-
This repository contains the full code, datasets and the report for the Data Wrangling process I undertook in Project 2 of the Udacity Data Analyst Nanodegree
-
The Data Wrangling Project I undertook revolves around the Twitter Account "WeRateDogs", an account for rating dogs based on their various features.
-
This readme will be formatted into 3 sections (following the 3 steps of the Data Wrangling Process):
- Part 1: Gathering Data
- Part 2: Assessing Data
- Part 3: Cleaning Data
The initial step in the data wrangling process entails collecting the data required for the project. This project uses three datasets:
- twitter_archive_enhanced.csv – the WeRateDogs Twitter Archive dataset, which is readily provided for manual download. After downloading the dataset, I uploaded it to the Project Workspace and read the data into a Pandas dataframe.
- image_predictions.tsv – a file containing dog image predictions, created using a neural network. I downloaded the file programmatically from the Udacity’s servers using the Requests library.
- tweet_json.txt – a file containing data gathered from the Twitter API. I queried the Twitter API for additional information (e.g., retweet count, favorite count) using the tweet IDs in the WeRateDogs Twitter archive, and stored the data in the file tweet_json.txt
I then read the data in the three datasets into three separate dataframes; one for each dataset – in readiness for Step 2 of the Project.
The second step in the Data Wrangling process is assessing data.
Assessing data entails inspecting the data for data quality issues (content issues) and data tidiness issues (structural issues). I employed both visual and programmatic assessment to all the three datasets.
I encountered the below issues:
- Inconsistent Identifier (ID) column names in twitter_archive and tweet_json Datasets [Consistency Issue]

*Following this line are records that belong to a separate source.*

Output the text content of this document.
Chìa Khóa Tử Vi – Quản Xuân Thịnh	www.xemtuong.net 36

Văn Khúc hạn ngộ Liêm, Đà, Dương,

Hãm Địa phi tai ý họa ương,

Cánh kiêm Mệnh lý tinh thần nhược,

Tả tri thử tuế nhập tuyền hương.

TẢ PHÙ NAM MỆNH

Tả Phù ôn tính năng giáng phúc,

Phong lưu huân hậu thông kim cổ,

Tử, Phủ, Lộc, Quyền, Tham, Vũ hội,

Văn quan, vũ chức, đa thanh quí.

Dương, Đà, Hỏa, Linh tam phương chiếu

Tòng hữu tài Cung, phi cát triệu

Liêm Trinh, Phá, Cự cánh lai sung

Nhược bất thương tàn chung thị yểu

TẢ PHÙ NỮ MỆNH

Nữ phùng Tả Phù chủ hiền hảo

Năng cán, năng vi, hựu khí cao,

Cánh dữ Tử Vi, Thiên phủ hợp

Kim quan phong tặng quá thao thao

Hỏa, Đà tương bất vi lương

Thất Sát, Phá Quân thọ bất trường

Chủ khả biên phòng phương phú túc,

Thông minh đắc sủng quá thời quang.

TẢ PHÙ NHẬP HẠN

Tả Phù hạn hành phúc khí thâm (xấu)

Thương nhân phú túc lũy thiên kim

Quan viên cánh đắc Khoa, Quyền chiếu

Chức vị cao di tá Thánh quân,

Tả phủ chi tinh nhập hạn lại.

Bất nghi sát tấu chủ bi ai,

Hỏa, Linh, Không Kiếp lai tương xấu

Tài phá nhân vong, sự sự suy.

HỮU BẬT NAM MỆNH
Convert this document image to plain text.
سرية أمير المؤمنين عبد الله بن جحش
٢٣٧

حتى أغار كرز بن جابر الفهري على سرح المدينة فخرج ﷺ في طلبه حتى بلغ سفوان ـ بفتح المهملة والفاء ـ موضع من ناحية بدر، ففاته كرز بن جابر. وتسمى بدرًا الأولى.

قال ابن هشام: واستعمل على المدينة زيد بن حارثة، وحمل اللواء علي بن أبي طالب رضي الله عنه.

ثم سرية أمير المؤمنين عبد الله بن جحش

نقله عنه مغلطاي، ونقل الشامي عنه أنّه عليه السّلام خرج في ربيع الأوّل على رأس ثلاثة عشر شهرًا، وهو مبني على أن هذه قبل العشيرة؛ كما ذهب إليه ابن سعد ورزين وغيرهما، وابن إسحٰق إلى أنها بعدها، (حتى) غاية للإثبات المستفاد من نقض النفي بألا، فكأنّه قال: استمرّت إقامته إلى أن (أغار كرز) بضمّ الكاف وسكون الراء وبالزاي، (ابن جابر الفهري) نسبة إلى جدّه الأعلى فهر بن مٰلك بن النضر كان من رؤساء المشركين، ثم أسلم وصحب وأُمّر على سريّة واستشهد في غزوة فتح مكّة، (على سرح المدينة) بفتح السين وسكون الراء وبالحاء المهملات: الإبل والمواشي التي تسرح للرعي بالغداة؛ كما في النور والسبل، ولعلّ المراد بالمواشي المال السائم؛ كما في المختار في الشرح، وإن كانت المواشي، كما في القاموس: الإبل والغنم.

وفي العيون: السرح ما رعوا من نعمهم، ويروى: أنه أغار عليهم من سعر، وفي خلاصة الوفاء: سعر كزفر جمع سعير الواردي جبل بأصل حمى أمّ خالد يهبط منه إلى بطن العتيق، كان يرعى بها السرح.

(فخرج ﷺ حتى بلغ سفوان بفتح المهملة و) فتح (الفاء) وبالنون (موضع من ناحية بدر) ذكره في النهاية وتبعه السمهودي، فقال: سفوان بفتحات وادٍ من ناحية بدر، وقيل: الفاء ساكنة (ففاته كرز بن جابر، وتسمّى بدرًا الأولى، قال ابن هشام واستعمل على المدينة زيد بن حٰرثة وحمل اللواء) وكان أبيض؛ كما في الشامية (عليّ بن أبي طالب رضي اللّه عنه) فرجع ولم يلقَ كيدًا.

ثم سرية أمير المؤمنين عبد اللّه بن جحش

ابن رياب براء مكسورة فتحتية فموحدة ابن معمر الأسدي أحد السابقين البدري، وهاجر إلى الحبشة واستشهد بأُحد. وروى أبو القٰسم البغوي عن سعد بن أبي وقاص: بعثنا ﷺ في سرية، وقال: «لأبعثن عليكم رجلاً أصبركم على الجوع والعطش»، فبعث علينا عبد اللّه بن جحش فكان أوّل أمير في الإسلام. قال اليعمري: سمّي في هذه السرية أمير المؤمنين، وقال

- Breed names having lowercase first letters in p1, p2, p3 columns of image_pred dataset [Consistency Issue]
- Timestamp Column in twitter_archive dataset is of datatype "string" instead of "datetime" [Validity Issue]
- The "id" column in the tweet_json dataset has a lot of duplicated values [Validity Issue]
- The image predictions dataset has missing records, as compared to the twitter_archive dataset [Completeness Issue]
- The rating_denominator column has values greater/less than 10 in the twitter_archive dataset [Accuracy Issue]
- There are retweets in both the twitter_archive and the tweet_json datasets [Validity Issue]
- There are missing dog names (denoted with 'None') in the twitter_archive dataset [Accuracy Issue]
- Dog stages in twitter_archive dataset are in separate columns
- There are irrelevant columns in twitter_archive dataset
- There are irrelevant columns in tweet_json dataset
- There are three separate dataframes (twitter_archive, image_pred, tweet_json) from the 3 datasets
Cleaning data is the last step in the data wrangling process.
Here, the data quality and data tidiness issues identified in the assessment step are corrected in the datasets.
- I first created copies of the three dataframes generated from the three datasets.
- I then proceeded to clean the data issues programmatically, one at a time; using the Define-Code-Test framework.
- As the final step of cleaning process, I proceeded to merge the three cleaned dataframes into one master dataframe.
- I then exported the master dataframe to a final CSV file – twitter_archive_master.csv.